The face of compassion can be seen in the face of taxi drivers and doctors. Following that horrific bombing incident following a concert in Manchester, England, many people used the incident to spread fear and prejudice against Muslims. The hearts of Muslim taxi drivers went out to the people affected and they offered free lifts home. A Muslim doctor worked into the night saving lives. There was compassion in spite of fear.
Compassion has the face of an 8 year old girl who upon learning that a lunchroom lady's house had burned, took her piggy bank to school without telling her parents and donated the entire contents...more than $l00. She thought they could use it to buy food.
Unselfishness is part of compassion.
Compassion is the white police officer, Tim Purdy, who responded to a call about a teenage black male who was autistic. The young man's mom had reported that he had run away and said that he was going to kill himself. Two other officers found him and were trying to restrain him. That just escalated his fear and anger. Tim heard what was happening and responded even though he had not been called to go. The compassion that came from this man was not a head thing. It wasn't something he had learned in training or books. It was an attitude of the heart. He responded, not because he had to but because he wanted to do so.
When he arrived, Officer Purdy sat next to him on the ground, talked things through and even got him laughing. Officer Purdy established trust and a relationship that allowed officers to get this young man the help that he so desperately needed.
The officer really saw this hurting young man. He got down on his eye level and interacted with him in a loving way. He did not show indifference or fear. He showed compassion.
I challenge you this week to find ways to show compassion. We can ask how someone is and Then, there's compassion that comes in our interactions with those we don't know. We have all of these encounters with people all day – people we cross paths with at work or in the store, people who ring up our groceries, people who wait on us at the bank or we stand behind in line. The next time you go to the grocery store, try engaging the cashier. You don't have to invite him/her home for lunch or anything, but take a look at his/her face. When the cashier looks at you while handing you your change, all that is required of you is to look back. Just meet his/her eyes for a second when you say thanks. Sometimes that is all another person needs to know that they have been seen.

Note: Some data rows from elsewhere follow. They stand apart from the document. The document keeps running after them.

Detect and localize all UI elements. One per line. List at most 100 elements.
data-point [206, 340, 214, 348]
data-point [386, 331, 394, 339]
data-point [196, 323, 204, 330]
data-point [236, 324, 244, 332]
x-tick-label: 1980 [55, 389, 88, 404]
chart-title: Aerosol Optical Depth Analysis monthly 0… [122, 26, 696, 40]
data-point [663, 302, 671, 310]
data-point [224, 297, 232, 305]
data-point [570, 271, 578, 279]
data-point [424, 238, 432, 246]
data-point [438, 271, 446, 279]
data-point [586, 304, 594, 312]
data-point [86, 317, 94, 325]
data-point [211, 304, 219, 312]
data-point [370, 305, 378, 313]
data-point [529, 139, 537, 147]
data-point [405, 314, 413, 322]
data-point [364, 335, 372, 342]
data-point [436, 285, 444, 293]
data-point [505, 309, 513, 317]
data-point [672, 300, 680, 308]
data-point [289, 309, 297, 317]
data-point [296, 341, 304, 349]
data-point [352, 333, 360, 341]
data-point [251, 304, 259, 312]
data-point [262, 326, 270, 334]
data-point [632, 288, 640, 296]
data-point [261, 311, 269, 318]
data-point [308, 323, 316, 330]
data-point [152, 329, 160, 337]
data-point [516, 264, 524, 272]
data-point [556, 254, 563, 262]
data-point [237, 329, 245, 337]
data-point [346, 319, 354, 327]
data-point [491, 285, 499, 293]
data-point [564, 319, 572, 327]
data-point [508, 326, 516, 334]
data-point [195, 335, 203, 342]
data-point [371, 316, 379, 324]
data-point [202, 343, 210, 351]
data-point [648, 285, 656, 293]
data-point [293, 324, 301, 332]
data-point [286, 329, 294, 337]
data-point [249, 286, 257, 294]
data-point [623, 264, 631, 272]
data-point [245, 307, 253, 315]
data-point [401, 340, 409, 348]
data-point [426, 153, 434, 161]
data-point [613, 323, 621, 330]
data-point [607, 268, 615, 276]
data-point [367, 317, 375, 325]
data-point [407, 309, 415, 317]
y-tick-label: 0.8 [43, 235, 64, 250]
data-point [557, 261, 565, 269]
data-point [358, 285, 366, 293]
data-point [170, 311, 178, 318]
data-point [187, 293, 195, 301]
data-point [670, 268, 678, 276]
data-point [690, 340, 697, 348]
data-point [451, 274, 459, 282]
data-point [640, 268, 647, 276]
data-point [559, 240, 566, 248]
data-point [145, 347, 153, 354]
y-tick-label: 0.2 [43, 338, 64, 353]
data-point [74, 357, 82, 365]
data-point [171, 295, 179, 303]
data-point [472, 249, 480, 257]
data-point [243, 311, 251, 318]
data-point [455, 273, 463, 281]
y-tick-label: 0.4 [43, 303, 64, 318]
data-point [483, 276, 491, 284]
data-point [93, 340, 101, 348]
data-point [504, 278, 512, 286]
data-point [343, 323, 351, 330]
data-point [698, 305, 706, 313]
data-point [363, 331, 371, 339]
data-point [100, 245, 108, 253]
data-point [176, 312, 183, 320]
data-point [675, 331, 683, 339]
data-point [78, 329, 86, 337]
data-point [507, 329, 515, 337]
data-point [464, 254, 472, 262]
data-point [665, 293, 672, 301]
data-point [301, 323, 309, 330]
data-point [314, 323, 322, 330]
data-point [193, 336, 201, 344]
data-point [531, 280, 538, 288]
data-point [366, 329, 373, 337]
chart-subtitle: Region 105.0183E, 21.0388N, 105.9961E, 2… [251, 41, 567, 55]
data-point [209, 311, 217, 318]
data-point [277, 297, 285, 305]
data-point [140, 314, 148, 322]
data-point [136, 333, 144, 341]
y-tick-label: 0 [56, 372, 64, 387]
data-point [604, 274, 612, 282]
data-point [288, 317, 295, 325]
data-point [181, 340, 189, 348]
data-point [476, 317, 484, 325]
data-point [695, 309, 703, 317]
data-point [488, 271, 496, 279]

When the people who serve us at a restaurant appear gruff or perhaps give us the wrong meal, rather than anger, we might wonder if they are just having a bad day. We might respond with compassion.
When others engage in hateful rhetoric, we can refuse to join the feeding frenzy.
Yes, we have political opinions, however, I believe we can state them without hate for those who think differently.
People are all around you. Pray that God will give you the eyes that see the real needs of people around you. They are out there waiting for someone to give them help.
God has helped us for a purpose; that we might take what we have received and share it with those who desperately need it.
How do you change the world? You change the world one heart at a time...one life at a time.

Prayer: O God, give us eyes to really see the people around us. God help us to be men and women of compassion, to reach out and touch a hurting world in Jesus' Name. Help us to respond with forgiveness, unselfishness, and w/o fear. May we be a blessing to others...Amen.